Élémentaire, mon cher lecteur ! publié le 09/12/2018

Mener une lecture analytique comme une enquête policière.

Dans un texte argumentatif

Voici pour finir l’exemple de deux textes argumentatifs qui peuvent se prêter au même type de démarche. D’abord, un texte de J. Sternberg, intitulé Le Désert.
On nous y présente des « êtres intelligents » venus d’ailleurs découvrant, au milieu du XXIIème siècle, les vestiges d’une terre dévastée, dont toute trace de vie a disparu. De l’espèce humaine ne subsistent plus que « des tonnes de papier découpé en rectangle », et « des amoncellements de blocs de couleur jaune, très lourds, tous semblables entre eux » ; les créatures s’interrogent alors en vain sur l’utilité de ces objets, si bien préservés de la destruction.
On peut ici demander aux élèves de reprendre oralement les premières données du texte et de justifier leurs réponses en s’appuyant sur quelques éléments d’analyse.
Dans un second temps, on leur propose de résoudre l’énigme qui se pose aux extra-terrestres. Lorsque la classe finit par identifier qu’il s’agit de « billets de banque » et de « lingots d’or », on peut alors réfléchir à la stratégie argumentative de Jacques Sternberg.
Pourquoi le lecteur ne comprend-il pas immédiatement ce que découvrent les personnages ? Quel est l’intérêt de ce procédé pour dénoncer l’intérêt excessif que les humains accordent à l’argent ?

Exemple de travail avec le texte "Le Désert" de Jacques Sternberg (PDF de 1.1 Mo)

Mener une lecture analytique comme une enquête policière.

Il est possible d’adopter une stratégie comparable avec deux extraits tirés des Caractères de La Bruyère.

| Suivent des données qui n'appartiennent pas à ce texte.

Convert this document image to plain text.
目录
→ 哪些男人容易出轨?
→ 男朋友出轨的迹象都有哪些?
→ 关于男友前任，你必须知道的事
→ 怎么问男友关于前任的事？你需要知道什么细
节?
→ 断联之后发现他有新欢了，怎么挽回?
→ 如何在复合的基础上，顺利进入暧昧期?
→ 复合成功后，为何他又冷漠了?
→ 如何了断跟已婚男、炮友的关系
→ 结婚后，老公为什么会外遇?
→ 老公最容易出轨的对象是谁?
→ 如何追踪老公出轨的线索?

On peut d’abord faire repérer les effets de parallélisme et d’opposition entre le portrait de Giton et celui de Phédon que l’on aura placés en vis-à-vis, avant de faire deviner quelle est la dernière phrase qui achève chacun des deux textes ; il est riche / il est pauvre.
Cette manière de procéder permet de mettre en évidence l’efficacité argumentative du procédé, et de maintenir l’intérêt des élèves jusqu’à la résolution de l’énigme.
Le texte intitulé « Le Berger et son troupeau » propose à son lecteur une réflexion menée sur le pouvoir à travers une métaphore classique.
La Bruyère commence par le tableau bucolique d’un berger affairé auprès de son troupeau, puis en tire la conclusion que le souverain, comme le berger, ne doit pas être envié, mais respecté, puisque sa condition est bien plus laborieuse que celle de son peuple.
Lors de la première lecture, les élèves sont donc invités à réfléchir à la manière dont La Bruyère fait ici l’éloge du pouvoir royal.

Cependant, le texte ne s’arrête pas là. Avant de leur en donner la lecture complète, on conduit les élèves à s’interroger sur la crédibilité de la métaphore du berger, appliquée à Louis XIV, en leur montrant des tableaux représentant le Roi Soleil et le Château de Versailles (la « bergerie » !), et en leur lisant un extrait des Mémoires de Saint-Simon qui dénonce avec vigueur le luxe ostentatoire et les fastes de la cour sous son règne.
On restitue alors aux élèves l’intégralité du texte proposé, dont les dernières phrases laissent apparaître le jugement du moraliste :

« Le faste et le luxe dans un souverain, c’est le berger habillé d’or et de pierreries, la houlette d’or en ses mains ; son chien a un collier d’or, il est attaché avec une laisse d’or et de soie. Que sert tant d’or à son troupeau ou contre les loups ? »

 

Ces exercices qui aiguisent les capacités interprétatives des élèves, et les incitent à la relecture des textes proposés leur permettent progressivement d’adopter la posture requise pour une lecture analytique. Ils ont par ailleurs pour avantage de faire varier les modes d’approche des extraits proposés, et de relancer l’activité de la classe.